S-Waves on Crack? Not So Much

This month we continue our series on S waves and factures by taking a look at another laboratory measurement that illustrates an important behavior of S waves that propagate in fractured media.

Experimental work done by Xu and King (1989) are presented as figure 1.

In this lab experiment, P, S1 (fast-S) and S2 (slow-S) modes propagate through a test sample before and after the sample was cracked to create a series of internal fracture planes. Wave transit times through the sample were measured to determine the effect of cracks on the velocity of each wave mode.

For both the cracked and uncracked samples, transit time measurements were made for a series of confining pressure conditions varying from 1.4 MPa to almost 21 MPa. P-wave travel time behavior is described on the top panel of the figure; S1 and S2travel times are summarized on panels b and c, respectively.

On each data panel, the transit time for uncracked rock is marked as A. Point B indicates the travel time through the cracked sample.

The travel times for P and S1modes exhibit little pressure dependence over the applied pressure range for either cracked or uncracked media.

There is a noticeable decrease in transit time for the S2mode as confining pressure is increased. This behavior is indicated by the dashed line drawn across the S2waveforms on panel C.

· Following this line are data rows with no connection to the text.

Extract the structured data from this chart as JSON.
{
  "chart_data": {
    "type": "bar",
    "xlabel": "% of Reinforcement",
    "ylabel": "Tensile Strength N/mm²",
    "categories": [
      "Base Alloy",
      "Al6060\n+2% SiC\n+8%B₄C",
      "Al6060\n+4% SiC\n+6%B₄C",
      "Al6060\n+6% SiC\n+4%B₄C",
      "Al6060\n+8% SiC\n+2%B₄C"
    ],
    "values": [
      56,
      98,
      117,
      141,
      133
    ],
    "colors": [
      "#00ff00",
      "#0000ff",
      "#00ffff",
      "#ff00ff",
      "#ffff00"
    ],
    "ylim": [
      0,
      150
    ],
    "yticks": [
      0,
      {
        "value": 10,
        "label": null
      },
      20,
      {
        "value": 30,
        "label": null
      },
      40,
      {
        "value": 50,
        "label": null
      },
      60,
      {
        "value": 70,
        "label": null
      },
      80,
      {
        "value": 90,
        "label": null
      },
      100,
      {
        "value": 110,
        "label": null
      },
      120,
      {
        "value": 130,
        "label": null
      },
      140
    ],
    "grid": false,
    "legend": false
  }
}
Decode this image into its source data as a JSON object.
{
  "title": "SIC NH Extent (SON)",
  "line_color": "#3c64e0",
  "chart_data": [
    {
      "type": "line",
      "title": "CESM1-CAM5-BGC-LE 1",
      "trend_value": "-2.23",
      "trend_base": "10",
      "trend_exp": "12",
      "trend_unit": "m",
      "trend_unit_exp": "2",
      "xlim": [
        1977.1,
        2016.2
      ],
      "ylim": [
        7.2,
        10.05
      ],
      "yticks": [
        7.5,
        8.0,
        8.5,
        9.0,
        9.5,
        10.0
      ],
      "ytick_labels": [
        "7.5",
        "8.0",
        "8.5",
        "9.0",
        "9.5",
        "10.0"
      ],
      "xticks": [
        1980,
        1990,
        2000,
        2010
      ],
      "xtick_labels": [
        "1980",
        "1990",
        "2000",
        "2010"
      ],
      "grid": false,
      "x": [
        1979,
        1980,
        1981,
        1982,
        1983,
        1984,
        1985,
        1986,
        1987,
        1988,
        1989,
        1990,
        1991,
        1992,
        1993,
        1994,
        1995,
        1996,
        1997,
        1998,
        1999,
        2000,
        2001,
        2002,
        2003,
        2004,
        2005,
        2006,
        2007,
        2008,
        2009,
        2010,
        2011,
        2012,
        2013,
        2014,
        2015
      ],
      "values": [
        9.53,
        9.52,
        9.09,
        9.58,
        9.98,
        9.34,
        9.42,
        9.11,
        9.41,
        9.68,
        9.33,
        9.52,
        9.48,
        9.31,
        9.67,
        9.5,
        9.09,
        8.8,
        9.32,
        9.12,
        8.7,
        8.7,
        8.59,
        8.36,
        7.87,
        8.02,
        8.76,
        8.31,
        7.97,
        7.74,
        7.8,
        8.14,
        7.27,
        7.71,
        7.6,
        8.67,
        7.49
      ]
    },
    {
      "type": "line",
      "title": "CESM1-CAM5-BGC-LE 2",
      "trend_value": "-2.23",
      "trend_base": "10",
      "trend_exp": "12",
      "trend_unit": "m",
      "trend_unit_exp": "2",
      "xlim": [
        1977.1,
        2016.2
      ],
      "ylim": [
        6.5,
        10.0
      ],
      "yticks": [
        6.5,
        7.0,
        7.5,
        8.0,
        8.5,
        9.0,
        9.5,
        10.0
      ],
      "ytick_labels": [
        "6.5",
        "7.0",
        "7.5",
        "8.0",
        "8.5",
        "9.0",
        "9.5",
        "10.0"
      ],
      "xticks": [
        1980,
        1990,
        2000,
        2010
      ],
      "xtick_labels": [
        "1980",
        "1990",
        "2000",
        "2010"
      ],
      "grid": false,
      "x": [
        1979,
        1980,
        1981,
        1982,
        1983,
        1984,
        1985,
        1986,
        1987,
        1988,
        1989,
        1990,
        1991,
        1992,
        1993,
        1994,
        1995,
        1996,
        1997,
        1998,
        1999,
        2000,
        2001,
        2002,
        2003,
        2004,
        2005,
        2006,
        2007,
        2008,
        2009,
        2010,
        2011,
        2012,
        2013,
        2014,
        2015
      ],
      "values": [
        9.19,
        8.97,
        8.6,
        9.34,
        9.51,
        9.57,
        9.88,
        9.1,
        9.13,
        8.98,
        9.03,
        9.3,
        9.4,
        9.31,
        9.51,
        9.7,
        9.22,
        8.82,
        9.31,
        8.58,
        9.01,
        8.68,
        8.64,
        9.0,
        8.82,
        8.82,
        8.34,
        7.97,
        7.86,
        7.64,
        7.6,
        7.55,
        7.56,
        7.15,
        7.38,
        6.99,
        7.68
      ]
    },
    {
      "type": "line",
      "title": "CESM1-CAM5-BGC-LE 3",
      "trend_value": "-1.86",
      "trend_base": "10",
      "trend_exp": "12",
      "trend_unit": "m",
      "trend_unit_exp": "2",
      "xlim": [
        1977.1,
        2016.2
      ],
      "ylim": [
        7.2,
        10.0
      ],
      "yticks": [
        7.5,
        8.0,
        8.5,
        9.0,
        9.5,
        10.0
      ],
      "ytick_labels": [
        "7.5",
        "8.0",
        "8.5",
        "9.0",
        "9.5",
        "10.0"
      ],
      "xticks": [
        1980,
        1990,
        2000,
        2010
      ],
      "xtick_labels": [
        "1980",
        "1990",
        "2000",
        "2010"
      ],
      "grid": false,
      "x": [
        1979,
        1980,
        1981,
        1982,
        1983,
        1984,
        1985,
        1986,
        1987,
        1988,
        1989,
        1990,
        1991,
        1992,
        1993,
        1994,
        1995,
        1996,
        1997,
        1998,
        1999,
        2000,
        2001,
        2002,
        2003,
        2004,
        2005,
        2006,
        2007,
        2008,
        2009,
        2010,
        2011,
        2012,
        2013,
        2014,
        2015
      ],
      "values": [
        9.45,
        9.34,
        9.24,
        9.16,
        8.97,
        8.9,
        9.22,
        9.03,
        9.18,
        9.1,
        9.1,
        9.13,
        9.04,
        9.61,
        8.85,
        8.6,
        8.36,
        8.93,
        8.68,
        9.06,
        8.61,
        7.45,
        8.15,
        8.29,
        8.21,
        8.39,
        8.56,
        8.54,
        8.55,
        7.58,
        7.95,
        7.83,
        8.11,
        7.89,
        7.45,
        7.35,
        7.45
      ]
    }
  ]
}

The wave physics confirmed by this test is that P and S1velocities decrease by only a small amount – often a negligible amount – when a seismic propagation medium changes from non-fractured rock to a medium with aligned-fractures. The observed delay in transit time through the small test sample is less than 2 μs for each of these wave modes when fractures are present.

In contrast, the delay in travel time for the S2modes exceeds 5 μs – more than twice the transit-time delays of the P and S1modes. Data point B for the S2mode propagating in the cracked rock is arbitrarily selected from the waveform observed at the mid-pressure range used in the test.

Physical measurements of S-wave transit time through fractured media – such as those documented on figure 1 – establish the relationship between slow-S velocity and fracture density illustrated on figure 2. This model simulates a seismic profile traversing an Earth system consisting of blocks of anisotropic rock bounded by blocks of isotropic rock.

Anisotropic conditions in blocks B, C and D are caused by aligned fractures that have different fracture density (FD) and fracture azimuth (?) from block to block.

When this Earth system is illuminated with an elastic wavefield, slow-S velocity has the generalized behavior diagramed below the Earth model. As fracture density FD increases, slow-S velocity S2velocity decreases.

The magnitude by which S2decreases is a qualitative, not quantitative, indicator of fracture density. S2velocity behavior can be used to predict fracture density in a quantitative manner only if fracture density can be independently determined at several calibration points across seismic image space – and establishing such calibration is difficult.

Restricting the use of S2 velocity behavior to that of only a qualitative predictor of fracture density is still important and valuable for understanding fracture distribution across areas imaged with multicomponent seismic data. Variations in fracture azimuth Φ affect only the polarization direction of the slow-S mode, not the magnitude of S2 velocity.

Fast-S velocity in a fractured medium is approximately the same as it is in an unfractured sample of that same medium (figure 1b). S1 velocity may decrease by a small amount if fracture density is sufficient to alter bulk density; otherwise, it is reasonably correct to assume S1 has the same magnitude in fractured rock as it has in non-fractured sections of the same rock.